Pertanyaan soal kekebalan adalah salah satu faktor utama yang tak hanya membantu memahami perilaku panedmi ini, tetapi juga menyediakan jawaban tipe vaksin apa yang dibutuhkan untuk memeranginya.
Melansir Tribunwow, dalam percakapan dengan BBC Mundo, peneliti pada Dewan Riset Nasional Spanyol (CSIC) menjelaskan kasus-kasus ini bisa jadi virus yang "hidup kembali" ketimbang terulangnya infeksi.
"Penjelasan saya, di antara beberapa yang mungkin, secara umum Virus Corona ini memang membuat orang mengembangkan kekebalan, tapi respons kekebalan itu tampaknya tidak terlalu kuat".

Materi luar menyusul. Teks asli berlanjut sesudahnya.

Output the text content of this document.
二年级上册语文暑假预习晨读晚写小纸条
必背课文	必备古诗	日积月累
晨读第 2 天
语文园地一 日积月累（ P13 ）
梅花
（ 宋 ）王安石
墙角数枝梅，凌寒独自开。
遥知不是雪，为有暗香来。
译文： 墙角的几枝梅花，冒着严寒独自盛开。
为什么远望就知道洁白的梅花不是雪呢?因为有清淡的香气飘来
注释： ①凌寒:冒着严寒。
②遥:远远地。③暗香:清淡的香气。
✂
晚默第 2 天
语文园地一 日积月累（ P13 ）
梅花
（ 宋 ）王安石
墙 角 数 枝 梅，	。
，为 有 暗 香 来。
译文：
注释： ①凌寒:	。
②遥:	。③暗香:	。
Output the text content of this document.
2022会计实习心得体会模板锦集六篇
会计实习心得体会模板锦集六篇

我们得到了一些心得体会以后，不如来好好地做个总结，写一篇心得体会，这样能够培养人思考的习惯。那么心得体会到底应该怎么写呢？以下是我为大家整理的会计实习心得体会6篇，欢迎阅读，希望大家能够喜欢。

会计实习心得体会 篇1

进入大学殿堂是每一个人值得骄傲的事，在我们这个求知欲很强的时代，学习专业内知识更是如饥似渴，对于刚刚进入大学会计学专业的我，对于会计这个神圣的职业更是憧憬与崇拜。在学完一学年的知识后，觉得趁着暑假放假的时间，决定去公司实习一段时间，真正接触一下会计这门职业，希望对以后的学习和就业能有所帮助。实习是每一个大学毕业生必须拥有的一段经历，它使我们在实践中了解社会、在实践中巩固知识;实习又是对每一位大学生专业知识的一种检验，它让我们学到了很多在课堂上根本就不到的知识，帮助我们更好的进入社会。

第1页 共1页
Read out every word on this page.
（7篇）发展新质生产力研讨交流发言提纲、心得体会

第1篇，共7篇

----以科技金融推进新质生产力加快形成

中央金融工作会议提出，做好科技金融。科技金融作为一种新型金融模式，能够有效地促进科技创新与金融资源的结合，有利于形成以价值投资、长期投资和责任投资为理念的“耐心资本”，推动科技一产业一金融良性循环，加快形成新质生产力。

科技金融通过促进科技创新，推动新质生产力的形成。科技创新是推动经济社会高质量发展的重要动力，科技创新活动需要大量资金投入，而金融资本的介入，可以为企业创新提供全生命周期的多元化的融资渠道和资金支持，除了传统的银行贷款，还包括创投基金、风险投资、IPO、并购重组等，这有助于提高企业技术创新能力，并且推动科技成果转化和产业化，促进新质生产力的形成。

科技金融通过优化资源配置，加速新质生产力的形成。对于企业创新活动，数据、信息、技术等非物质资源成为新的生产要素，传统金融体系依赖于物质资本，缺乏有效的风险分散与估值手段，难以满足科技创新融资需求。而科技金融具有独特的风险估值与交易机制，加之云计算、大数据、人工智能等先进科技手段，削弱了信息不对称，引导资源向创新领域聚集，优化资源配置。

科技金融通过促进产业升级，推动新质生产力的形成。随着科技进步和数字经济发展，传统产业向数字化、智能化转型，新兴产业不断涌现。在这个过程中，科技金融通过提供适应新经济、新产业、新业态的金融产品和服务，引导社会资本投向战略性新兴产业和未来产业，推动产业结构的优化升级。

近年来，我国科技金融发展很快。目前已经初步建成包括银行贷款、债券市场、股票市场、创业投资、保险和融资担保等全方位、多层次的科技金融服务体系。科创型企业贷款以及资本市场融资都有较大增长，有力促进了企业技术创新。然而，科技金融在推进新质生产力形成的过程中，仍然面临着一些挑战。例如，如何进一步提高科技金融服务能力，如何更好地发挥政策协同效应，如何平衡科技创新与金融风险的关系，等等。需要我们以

"Maka ketika respons kekebalan melonggar, virus yang masih ada di beberapa saluran tubuh muncul kembali," paparnya.
Salah seorang ahli virus yang paling banyak meneliti tentang Covid-19 di Spanyol, Isidoro Martinez, memperkirakan bahwa virus itu tertinggal di tubuh selama tiga bulan atau lebih.
"Standarnya, seseorang yang telah terinfeksi seharusnya menjadi positif, atau telah mengembangkan kekebalan. Dan jika ia telah kebal, virus seharusnya tidak muncul lagi. Namun penginfeksinya bisa tetap ada di jaringan khusus yang mungkin tidak terpapar sistem pertahanan tubuh sebagaimana organ tubuh lainnya," katanya
Ia emastikan bahwa sekalipun ada kemungkinan infeksi ulang Virus Corona, tetap saja aneh apabila itu terjadi dengan segera, seperti halnya yang terjadi pada pasien Jepang tadi.
"Yang biasanya terjadi adalah, jika kekebalan tak bertahan lama, dalam epidemi seperti ini, maka dalam setahun atau dua tahun kita bisa terinfeksi lagi. Itu yang normal," katanya kepada BBC Mundo.